Cela va-t-il durer ? Les taux italiens et européens vont-ils se tendre plus fortement ces prochains jours ? L’élection de Donald Trump et le Brexit, qui n’ont pas déclenché le séisme financier annoncé par beaucoup d’observateurs, ont rappelé qu’il est extrêmement difficile d’établir tout pronostic, dans un sens comme dans l’autre. « Depuis quelques mois, l’improbable ne cesse de se produire », résume Mohamed El-Erian, conseiller économique d’Allianz. Dans le cas italien, cela dépendra essentiellement des suites politiques du référendum. Les économistes envisagent deux grands scénarios.

Dans le premier, plus probable, la nomination d’un gouvernement d’intérim se déroulerait sans trop de heurts. Les possibles tensions sur les taux ne se prolongeraient alors pas au-delà de quelques jours ou semaines. « Cela pourrait ressembler au printemps 2013, lorsqu’il avait fallu deux mois avant que le gouvernement d’Enrico Letta ne soit formé », note Nicola Nobile, chez Oxford Economics, à Milan. A l’époque, l’écart entre les taux souverains à dix ans allemands et italiens – c’est le fameux « spread », considéré comme le baromètre du risque – s’était creusé de 0,5 point supplémentaire, avant de se resserrer. Lundi 5 décembre au matin, le spread n’avait guère évolué.

Les banques italiennes nourrissent l’inquiétude

« Je penche plutôt pour ce scénario, car la configuration est très différente de celle de 2012, lorsque les taux italiens avaient grimpé jusqu’à 7 % », ajoute M. Nobile. Depuis, la zone euro a en effet renforcé ses institutions, en instaurant notamment l’union bancaire. En outre, la Banque centrale européenne (BCE), qui se réunit jeudi 8 décembre, a lancé deux programmes de rachat de dettes susceptibles de stopper la flambée des taux : l’OMT, pour l’instant virtuel, et le QE (l’assouplissement quantitatif). Tous les mois, l’institution de Francfort rachète pour 80 milliards d’euros de dettes publiques de la zone euro. « En cas de tension, elle augmentera un peu ses achats de dette italienne pour calmer tout le monde », croit savoir une source européenne.

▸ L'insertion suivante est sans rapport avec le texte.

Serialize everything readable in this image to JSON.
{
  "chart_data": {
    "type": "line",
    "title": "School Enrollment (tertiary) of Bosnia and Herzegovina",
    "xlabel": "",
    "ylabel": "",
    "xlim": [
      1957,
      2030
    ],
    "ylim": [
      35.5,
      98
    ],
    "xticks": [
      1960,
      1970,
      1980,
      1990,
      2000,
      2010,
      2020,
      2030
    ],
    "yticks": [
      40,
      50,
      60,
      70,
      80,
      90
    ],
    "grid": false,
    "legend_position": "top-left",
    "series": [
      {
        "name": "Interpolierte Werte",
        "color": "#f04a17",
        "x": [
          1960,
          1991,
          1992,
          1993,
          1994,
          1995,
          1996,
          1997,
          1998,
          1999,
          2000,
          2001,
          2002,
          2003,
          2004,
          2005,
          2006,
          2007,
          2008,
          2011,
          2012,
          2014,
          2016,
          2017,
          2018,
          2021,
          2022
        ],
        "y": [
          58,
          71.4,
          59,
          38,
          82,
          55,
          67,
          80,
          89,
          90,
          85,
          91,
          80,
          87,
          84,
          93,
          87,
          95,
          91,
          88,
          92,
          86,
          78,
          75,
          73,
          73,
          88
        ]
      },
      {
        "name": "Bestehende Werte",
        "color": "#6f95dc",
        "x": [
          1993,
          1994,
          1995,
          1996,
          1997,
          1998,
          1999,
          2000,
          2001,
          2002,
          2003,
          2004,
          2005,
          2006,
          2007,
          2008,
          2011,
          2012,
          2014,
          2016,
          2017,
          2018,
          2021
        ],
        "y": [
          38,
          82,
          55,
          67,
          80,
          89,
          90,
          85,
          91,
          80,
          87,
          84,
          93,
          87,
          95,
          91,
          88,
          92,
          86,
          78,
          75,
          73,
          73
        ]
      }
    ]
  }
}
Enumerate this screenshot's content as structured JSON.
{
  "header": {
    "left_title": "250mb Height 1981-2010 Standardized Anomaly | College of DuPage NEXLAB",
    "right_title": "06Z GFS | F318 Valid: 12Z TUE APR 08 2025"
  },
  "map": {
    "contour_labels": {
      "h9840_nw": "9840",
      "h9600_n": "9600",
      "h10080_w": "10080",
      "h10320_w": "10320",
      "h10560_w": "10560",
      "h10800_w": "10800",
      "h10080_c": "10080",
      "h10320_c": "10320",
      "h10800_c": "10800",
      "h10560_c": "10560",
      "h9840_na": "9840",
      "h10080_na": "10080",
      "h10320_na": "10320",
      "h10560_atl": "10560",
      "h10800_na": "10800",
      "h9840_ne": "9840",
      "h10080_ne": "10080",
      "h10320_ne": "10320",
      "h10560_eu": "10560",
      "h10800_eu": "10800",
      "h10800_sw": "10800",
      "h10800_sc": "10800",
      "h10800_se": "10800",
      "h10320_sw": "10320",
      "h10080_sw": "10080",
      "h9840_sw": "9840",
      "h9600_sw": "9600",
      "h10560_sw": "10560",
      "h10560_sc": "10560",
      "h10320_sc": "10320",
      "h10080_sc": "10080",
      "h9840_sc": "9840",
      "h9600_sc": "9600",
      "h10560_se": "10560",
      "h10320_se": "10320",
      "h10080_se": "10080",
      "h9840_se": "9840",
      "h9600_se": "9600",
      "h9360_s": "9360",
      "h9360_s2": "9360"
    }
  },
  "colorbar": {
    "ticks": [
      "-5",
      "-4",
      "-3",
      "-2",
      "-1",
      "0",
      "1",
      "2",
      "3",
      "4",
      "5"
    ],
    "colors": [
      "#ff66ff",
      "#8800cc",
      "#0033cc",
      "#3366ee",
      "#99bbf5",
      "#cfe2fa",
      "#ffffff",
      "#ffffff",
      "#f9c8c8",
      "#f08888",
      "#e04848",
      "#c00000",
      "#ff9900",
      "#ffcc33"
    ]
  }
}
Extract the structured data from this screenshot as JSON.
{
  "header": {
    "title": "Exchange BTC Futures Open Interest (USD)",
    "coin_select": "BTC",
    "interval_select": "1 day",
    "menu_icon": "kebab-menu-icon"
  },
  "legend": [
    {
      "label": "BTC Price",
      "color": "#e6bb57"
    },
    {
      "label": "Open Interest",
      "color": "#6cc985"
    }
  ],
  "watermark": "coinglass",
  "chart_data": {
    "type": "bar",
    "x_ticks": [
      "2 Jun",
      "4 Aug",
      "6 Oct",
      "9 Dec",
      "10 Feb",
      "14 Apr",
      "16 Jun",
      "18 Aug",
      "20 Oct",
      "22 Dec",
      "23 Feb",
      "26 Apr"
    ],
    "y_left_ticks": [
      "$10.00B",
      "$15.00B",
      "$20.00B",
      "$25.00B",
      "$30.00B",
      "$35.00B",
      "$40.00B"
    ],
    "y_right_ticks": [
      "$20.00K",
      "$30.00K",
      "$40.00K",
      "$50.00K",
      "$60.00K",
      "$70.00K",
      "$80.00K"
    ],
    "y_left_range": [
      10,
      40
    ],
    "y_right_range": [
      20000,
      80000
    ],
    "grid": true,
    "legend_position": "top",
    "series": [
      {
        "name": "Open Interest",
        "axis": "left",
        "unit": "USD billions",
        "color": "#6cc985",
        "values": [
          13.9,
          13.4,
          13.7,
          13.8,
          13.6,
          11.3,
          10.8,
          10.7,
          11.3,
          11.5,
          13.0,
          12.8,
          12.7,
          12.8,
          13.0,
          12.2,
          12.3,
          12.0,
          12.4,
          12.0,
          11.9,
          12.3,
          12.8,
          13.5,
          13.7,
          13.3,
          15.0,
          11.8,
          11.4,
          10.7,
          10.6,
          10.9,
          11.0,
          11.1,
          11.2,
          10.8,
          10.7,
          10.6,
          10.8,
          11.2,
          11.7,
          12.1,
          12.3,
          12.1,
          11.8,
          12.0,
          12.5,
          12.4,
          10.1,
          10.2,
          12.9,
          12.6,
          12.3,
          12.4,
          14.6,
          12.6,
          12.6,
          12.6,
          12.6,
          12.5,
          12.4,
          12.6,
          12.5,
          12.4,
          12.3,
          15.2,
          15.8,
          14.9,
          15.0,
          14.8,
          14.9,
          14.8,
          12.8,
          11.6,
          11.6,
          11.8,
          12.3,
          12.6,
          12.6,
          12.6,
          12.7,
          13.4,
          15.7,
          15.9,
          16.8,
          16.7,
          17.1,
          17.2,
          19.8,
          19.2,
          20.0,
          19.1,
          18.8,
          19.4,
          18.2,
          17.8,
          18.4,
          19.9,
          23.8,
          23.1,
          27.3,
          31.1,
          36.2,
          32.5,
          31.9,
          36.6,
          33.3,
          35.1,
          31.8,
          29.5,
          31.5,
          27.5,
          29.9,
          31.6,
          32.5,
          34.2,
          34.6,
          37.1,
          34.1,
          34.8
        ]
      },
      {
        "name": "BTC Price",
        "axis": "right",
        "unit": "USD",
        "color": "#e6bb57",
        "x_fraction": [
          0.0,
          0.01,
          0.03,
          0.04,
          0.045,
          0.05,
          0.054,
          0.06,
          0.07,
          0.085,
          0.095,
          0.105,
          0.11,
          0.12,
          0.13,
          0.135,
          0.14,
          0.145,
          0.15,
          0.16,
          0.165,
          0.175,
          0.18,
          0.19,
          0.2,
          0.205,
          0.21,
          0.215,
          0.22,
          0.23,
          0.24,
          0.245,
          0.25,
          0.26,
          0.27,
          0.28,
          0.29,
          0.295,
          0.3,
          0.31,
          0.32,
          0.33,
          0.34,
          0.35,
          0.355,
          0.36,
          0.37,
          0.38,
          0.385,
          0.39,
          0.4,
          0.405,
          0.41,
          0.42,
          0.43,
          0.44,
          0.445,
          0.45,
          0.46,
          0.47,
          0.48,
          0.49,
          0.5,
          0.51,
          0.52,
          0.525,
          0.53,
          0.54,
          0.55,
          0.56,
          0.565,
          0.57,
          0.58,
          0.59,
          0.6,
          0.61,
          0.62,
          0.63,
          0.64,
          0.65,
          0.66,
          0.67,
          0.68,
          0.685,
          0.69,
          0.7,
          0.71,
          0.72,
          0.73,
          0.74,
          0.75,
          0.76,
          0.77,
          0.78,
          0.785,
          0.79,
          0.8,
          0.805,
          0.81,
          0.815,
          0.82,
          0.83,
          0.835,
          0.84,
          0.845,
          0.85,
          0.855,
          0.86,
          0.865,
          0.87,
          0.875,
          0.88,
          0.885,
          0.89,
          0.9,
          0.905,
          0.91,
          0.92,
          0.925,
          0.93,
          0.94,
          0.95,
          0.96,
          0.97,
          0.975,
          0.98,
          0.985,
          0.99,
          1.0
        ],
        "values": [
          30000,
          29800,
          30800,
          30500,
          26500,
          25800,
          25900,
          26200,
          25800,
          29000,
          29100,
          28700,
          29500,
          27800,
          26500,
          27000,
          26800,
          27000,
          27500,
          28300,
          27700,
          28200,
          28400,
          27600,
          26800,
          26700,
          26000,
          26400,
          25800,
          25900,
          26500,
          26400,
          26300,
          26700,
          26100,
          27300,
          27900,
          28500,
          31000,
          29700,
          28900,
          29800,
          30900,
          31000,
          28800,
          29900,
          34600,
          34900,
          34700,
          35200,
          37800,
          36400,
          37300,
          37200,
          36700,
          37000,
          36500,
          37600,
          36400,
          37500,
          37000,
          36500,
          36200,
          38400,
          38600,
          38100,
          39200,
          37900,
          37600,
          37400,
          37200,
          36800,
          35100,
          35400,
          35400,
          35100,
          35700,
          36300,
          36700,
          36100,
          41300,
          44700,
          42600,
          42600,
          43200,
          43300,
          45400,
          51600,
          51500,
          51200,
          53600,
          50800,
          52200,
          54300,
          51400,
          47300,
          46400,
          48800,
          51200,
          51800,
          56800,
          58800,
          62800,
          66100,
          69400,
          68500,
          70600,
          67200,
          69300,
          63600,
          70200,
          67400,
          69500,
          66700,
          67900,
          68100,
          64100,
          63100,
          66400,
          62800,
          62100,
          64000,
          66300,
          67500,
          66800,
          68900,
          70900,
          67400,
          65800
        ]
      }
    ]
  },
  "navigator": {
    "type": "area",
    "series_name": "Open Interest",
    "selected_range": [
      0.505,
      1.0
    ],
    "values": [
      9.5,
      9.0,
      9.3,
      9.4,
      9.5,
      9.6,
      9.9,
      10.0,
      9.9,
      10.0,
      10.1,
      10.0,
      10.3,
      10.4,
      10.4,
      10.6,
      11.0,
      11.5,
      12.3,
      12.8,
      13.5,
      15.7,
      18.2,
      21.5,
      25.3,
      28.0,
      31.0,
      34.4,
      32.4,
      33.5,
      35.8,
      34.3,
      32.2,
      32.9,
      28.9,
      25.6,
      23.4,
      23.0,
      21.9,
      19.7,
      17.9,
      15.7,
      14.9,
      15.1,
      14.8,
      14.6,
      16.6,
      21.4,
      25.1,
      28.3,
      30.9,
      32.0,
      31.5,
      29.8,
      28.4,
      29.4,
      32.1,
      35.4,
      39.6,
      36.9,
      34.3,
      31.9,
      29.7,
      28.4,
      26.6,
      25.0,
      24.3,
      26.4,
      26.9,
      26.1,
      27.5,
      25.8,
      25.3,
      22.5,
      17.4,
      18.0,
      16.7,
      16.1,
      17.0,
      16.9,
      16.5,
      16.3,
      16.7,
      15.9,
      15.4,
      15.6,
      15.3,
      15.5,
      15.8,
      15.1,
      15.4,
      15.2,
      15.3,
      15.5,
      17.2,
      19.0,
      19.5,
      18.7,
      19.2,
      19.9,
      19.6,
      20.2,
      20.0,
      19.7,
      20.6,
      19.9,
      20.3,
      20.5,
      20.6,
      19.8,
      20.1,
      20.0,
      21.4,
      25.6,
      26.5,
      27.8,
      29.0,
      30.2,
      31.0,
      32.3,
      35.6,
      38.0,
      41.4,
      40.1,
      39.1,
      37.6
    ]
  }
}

Dans le scénario sombre, celui où la formation d’un gouvernement d’intérim serait plus compliquée que prévu, la remontée des taux pourrait se poursuivre. Et ce, en dépit des actions de la BCE. « L’Italie est la troisième économie de la zone euro, elle est en mauvaise santé et c’est un bien plus gros morceau que la Grèce », souligne Daniel Gérino, président de Carlton Sélection. « Je redoute que cela ne révèle au grand jour les fragilités institutionnelles de la zone euro. »

Le système bancaire italien concentre les inquiétudes. Plombés par plus de 350 milliards d’euros de créances douteuses, plusieurs établissements, tels Monte dei Paschi di Siena, cherchent à lever des capitaux frais pour se renforcer. « Mais les incertitudes politiques pourraient refroidir les investisseurs », note Francesco Saraceno, économiste à l’université romaine Luiss. Or, en théorie, les règles européennes interdisent à Ro

Quid du Portugal, de l’Espagne voire de la France ?

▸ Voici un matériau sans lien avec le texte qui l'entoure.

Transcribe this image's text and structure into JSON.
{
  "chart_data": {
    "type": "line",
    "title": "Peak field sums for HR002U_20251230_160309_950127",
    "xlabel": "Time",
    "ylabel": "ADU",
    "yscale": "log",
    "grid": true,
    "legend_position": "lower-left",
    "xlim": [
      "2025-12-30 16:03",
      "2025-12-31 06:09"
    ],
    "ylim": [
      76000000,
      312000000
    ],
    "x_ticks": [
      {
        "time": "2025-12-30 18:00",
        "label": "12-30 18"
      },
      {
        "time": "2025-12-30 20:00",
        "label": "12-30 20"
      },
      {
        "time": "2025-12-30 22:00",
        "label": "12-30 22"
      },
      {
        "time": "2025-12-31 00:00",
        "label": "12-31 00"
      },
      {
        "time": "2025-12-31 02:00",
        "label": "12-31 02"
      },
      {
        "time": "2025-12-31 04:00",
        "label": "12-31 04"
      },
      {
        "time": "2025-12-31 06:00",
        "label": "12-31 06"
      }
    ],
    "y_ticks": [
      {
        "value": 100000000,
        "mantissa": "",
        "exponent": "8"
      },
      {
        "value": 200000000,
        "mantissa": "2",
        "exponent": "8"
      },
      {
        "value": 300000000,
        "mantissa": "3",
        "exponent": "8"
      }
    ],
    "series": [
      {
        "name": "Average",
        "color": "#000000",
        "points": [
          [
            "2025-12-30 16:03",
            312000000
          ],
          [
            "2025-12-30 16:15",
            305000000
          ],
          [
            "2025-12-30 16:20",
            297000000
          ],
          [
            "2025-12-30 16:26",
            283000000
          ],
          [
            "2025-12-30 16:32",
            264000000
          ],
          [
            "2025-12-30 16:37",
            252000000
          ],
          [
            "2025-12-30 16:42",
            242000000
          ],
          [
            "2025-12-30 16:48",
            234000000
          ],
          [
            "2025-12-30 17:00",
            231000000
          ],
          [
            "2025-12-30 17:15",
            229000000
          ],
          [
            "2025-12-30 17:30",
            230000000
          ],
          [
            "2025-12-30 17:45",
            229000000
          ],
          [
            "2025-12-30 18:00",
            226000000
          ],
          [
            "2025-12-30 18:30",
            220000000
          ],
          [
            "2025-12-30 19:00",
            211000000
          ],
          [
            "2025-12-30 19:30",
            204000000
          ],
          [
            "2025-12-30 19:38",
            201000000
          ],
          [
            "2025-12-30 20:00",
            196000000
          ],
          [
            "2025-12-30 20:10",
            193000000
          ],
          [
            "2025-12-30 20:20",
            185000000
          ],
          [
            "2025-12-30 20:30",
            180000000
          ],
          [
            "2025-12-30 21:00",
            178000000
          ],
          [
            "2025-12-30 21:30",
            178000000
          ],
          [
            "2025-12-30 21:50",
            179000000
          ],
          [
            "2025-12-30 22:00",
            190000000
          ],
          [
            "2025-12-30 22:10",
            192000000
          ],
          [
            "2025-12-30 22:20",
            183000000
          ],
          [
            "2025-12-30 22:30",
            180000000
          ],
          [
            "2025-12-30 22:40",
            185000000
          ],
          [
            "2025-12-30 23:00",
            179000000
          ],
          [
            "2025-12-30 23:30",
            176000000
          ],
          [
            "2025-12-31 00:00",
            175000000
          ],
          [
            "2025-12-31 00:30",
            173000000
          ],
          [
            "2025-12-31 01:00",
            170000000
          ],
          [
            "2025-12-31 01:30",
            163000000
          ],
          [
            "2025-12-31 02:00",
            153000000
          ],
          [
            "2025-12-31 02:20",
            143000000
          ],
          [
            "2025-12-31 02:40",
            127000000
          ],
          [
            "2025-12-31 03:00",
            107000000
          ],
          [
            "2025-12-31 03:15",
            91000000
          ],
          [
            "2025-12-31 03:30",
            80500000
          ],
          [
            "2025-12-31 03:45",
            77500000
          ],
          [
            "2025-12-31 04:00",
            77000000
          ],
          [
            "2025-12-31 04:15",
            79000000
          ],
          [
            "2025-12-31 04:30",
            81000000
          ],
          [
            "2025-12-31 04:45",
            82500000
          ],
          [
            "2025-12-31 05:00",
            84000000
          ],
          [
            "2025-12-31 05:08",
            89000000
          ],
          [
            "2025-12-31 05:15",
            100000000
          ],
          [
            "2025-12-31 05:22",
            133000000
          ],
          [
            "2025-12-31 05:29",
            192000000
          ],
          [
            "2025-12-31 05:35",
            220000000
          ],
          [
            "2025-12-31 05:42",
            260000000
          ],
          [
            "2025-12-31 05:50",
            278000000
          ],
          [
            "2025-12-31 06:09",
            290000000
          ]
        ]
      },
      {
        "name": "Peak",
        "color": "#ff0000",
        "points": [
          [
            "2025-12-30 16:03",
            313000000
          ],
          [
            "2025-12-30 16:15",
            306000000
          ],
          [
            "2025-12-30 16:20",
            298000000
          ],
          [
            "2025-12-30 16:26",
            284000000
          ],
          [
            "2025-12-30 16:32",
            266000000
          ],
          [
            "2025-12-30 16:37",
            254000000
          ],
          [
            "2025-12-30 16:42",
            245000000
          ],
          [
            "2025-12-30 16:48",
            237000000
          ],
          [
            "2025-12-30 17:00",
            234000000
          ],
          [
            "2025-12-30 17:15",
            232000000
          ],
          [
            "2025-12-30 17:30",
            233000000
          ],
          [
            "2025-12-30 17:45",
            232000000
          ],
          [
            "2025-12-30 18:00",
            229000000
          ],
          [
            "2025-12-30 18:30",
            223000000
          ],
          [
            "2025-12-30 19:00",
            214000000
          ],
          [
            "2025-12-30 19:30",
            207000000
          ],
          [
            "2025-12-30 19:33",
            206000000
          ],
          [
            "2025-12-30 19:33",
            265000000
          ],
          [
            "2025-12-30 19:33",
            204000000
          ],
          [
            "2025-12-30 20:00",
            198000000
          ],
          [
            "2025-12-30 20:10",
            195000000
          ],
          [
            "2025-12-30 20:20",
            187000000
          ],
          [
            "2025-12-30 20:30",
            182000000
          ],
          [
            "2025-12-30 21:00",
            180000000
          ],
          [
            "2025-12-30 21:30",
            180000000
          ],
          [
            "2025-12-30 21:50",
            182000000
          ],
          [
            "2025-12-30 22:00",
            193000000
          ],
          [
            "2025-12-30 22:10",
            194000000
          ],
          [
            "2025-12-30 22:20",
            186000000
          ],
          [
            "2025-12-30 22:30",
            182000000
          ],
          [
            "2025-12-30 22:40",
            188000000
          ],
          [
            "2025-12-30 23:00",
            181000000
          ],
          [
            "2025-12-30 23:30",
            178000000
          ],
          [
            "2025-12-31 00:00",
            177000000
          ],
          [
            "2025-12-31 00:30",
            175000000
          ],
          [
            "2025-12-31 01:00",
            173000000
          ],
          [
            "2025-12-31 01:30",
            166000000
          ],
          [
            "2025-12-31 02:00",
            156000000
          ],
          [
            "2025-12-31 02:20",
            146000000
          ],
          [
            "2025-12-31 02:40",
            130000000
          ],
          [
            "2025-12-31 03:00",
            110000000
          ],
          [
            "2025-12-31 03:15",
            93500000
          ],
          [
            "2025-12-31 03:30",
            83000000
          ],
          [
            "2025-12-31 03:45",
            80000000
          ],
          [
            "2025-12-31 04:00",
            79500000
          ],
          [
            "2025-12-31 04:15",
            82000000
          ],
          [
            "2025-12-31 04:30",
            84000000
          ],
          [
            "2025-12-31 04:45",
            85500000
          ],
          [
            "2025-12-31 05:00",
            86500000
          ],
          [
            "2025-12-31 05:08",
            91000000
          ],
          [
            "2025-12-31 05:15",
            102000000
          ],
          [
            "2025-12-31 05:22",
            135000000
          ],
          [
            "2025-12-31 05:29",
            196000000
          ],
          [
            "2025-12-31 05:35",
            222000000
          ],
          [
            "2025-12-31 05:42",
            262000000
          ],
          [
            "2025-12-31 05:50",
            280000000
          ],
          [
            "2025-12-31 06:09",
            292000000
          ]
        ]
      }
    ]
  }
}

S’ajoute à cela l’important stock de dette publique italienne, dépassant les 130 % du produit intérieur brut. Certes, il faudrait des mois avant que la remontée des taux ne se traduise par une hausse significative de la charge de la dette. « Mais cela limiterait un peu plus encore les marges de manœuvre budgétaire du gouvernement, déjà très contraintes », explique Raffaella Tenconi, chez Ada Economics.

Dans ces conditions, les inquiétudes pourraient contaminer le Portugal, dont les banques sont également très fragiles. Voire l’Espagne, puis la France ? Difficile à dire. Mais une chose est sûre : l’économie italienne sera la première victime de ces incertitudes. Report des investissements, gel des embauches, chute du moral des consommateurs… Les économistes d’Oxford Economics et d’IHS Global Insight estiment que la croissance de la Péninsule pourrait être amputée de 0,4 à 0,5 point de PIB en 2017, tombant à un maigre 0,4 %.